Subject: I have found a CD that I think you would enjoy
Pacific Standard Time
Genres: Jazz, Pop
Listen to Samples
Superlative Jazz Trio
Robert J. Ament | Ballwin, MO United States | 08/03/2002
(5 out of 5 stars)
"This is a trio which shares a musical empathy that becomes obvious from the first selection on this cd. The result is a highly pleasurable listening experience. Alan Broadbent is a highly lyrical and melodic be-bopper/ post- bopper who has a lot of similarity to the style of Tommy Flanagan. The music played on this cd are mainly standards but his improvisation somehow gives a fresh approach to each of these without sacrificing anything from recognition of the melody.I'm surprised that he hasn't recorded more under his own name but apparently he has devoted a lot of his time as a composer and arranger. One of his compositions, "This One's For Bud" is included on this cd as a tribute to bop pianist Bud Powell. He served a stint with Woody Herman as a writer, arranger and soloist and has been the pianist in Charlie Haden's Quartet West. You have heard him if you're familiar with this last group or on selected recordings of Woody's (1969-1972).Whether you're familiar with his playing or you just enjoy good jazz piano trio, this will become one of your favorite cds."

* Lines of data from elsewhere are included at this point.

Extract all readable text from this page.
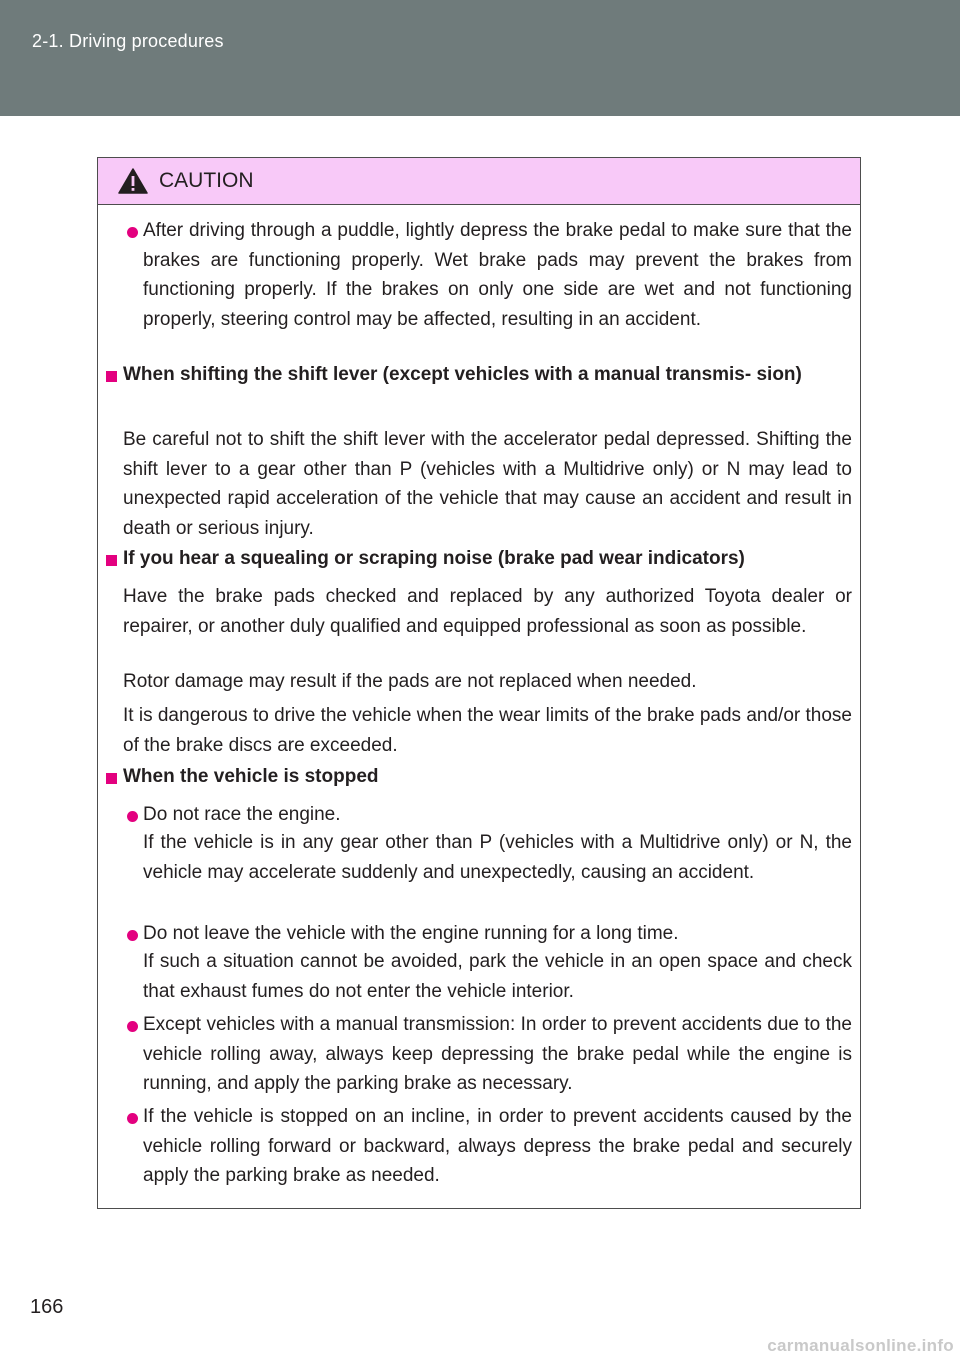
2-1. Driving procedures
CAUTION
After driving through a puddle, lightly depress the brake pedal to make sure that the brakes are functioning properly. Wet brake pads may prevent the brakes from functioning properly. If the brakes on only one side are wet and not functioning properly, steering control may be affected, resulting in an accident.
When shifting the shift lever (except vehicles with a manual transmis- sion)
Be careful not to shift the shift lever with the accelerator pedal depressed. Shifting the shift lever to a gear other than P (vehicles with a Multidrive only) or N may lead to unexpected rapid acceleration of the vehicle that may cause an accident and result in death or serious injury.
If you hear a squealing or scraping noise (brake pad wear indicators)
Have the brake pads checked and replaced by any authorized Toyota dealer or repairer, or another duly qualified and equipped professional as soon as possible.
Rotor damage may result if the pads are not replaced when needed.
It is dangerous to drive the vehicle when the wear limits of the brake pads and/or those of the brake discs are exceeded.
When the vehicle is stopped
Do not race the engine.
If the vehicle is in any gear other than P (vehicles with a Multidrive only) or N, the vehicle may accelerate suddenly and unexpectedly, causing an accident.
Do not leave the vehicle with the engine running for a long time.
If such a situation cannot be avoided, park the vehicle in an open space and check that exhaust fumes do not enter the vehicle interior.
Except vehicles with a manual transmission: In order to prevent accidents due to the vehicle rolling away, always keep depressing the brake pedal while the engine is running, and apply the parking brake as necessary.
If the vehicle is stopped on an incline, in order to prevent accidents caused by the vehicle rolling forward or backward, always depress the brake pedal and securely apply the parking brake as needed.
166
carmanualsonline.info
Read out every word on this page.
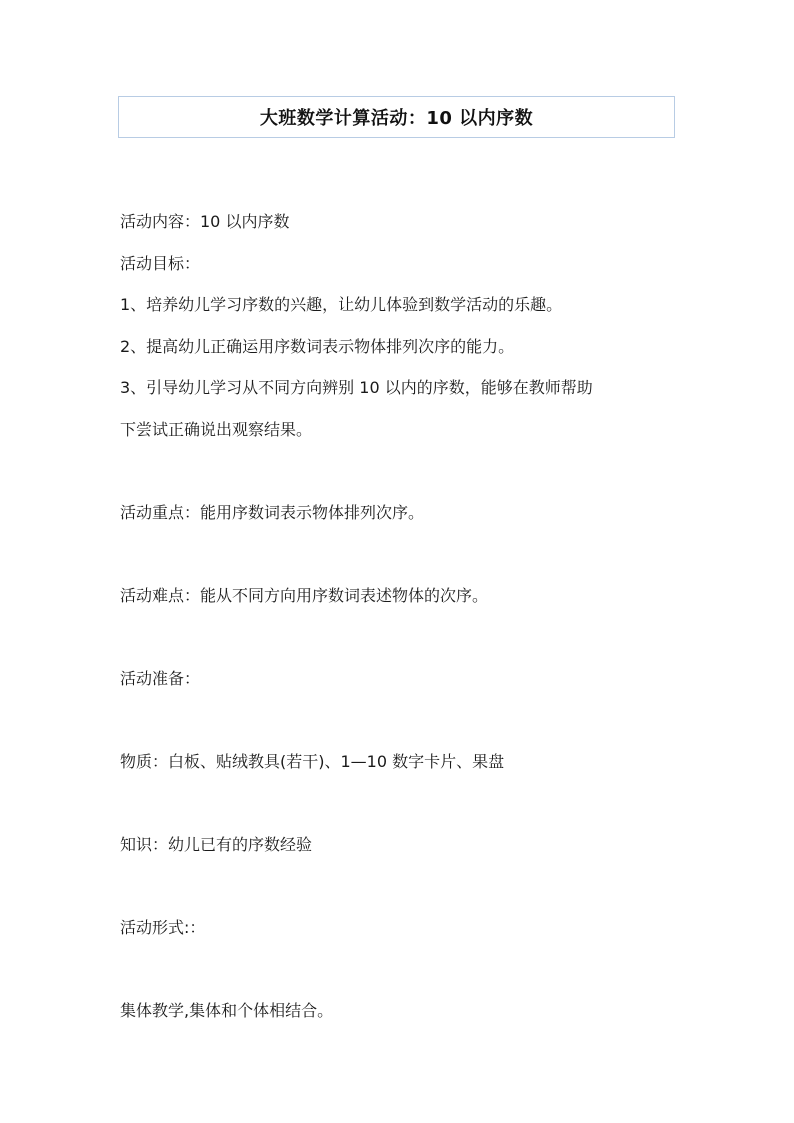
大班数学计算活动：10 以内序数
活动内容：10 以内序数
活动目标：
1、培养幼儿学习序数的兴趣，让幼儿体验到数学活动的乐趣。
2、提高幼儿正确运用序数词表示物体排列次序的能力。
3、引导幼儿学习从不同方向辨别 10 以内的序数，能够在教师帮助
下尝试正确说出观察结果。
活动重点：能用序数词表示物体排列次序。
活动难点：能从不同方向用序数词表述物体的次序。
活动准备：
物质：白板、贴绒教具(若干)、1—10 数字卡片、果盘
知识：幼儿已有的序数经验
活动形式:：
集体教学,集体和个体相结合。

Lars Ugleberg | Copenhagen, Denmark | 08/28/2000
(5 out of 5 stars)
"My favorite Jazz record. It often brings tears to my eyes while listening to it on my PC during the early hours between 6 and 8 before my collegues begin to turn up at work. I sigh and put aside my headphones - already looking forward to tomorrow's early hours!"
Tom Schusterbauer | West Bloomfield, Michigan United States | 12/15/2001
(4 out of 5 stars)
"Arranger, composer, sideman for the likes of Scott Hamilton, Broadbent deserves wider recognition. Not as cerebral as Evans or Mehldau, not stride like McKenna or Sutton, Broadbent reminds one more of Tommy Flanagan or Red Garland.This cd, his own trio, does that risky thing of approaching those hoary old chestnuts with respect but not reverence, with wit but not self-indulgence. Some new twists, new spins, some surprising ideas, but never abandoning the essential melody lines. Still, there is nothing boring here; at no time does Broadbent lapse into the predictable--this might serve as background music, but to listen to it as such is to miss some of the quicksilver turns, the elegant musings. Broadbent's look at John Lewis' wonderful "Django" is a case in point. Lewis is well served, but Broadbent has a few things to say too. The result is some sweet shadings of Lewis' marvelous melody.Not as cerebral as Evans; nevertheless, Alan Broadbent is one intelligent, witty, sensitive artist. And this is an extremely fine rendering of some classic pieces from that Great American Songbook."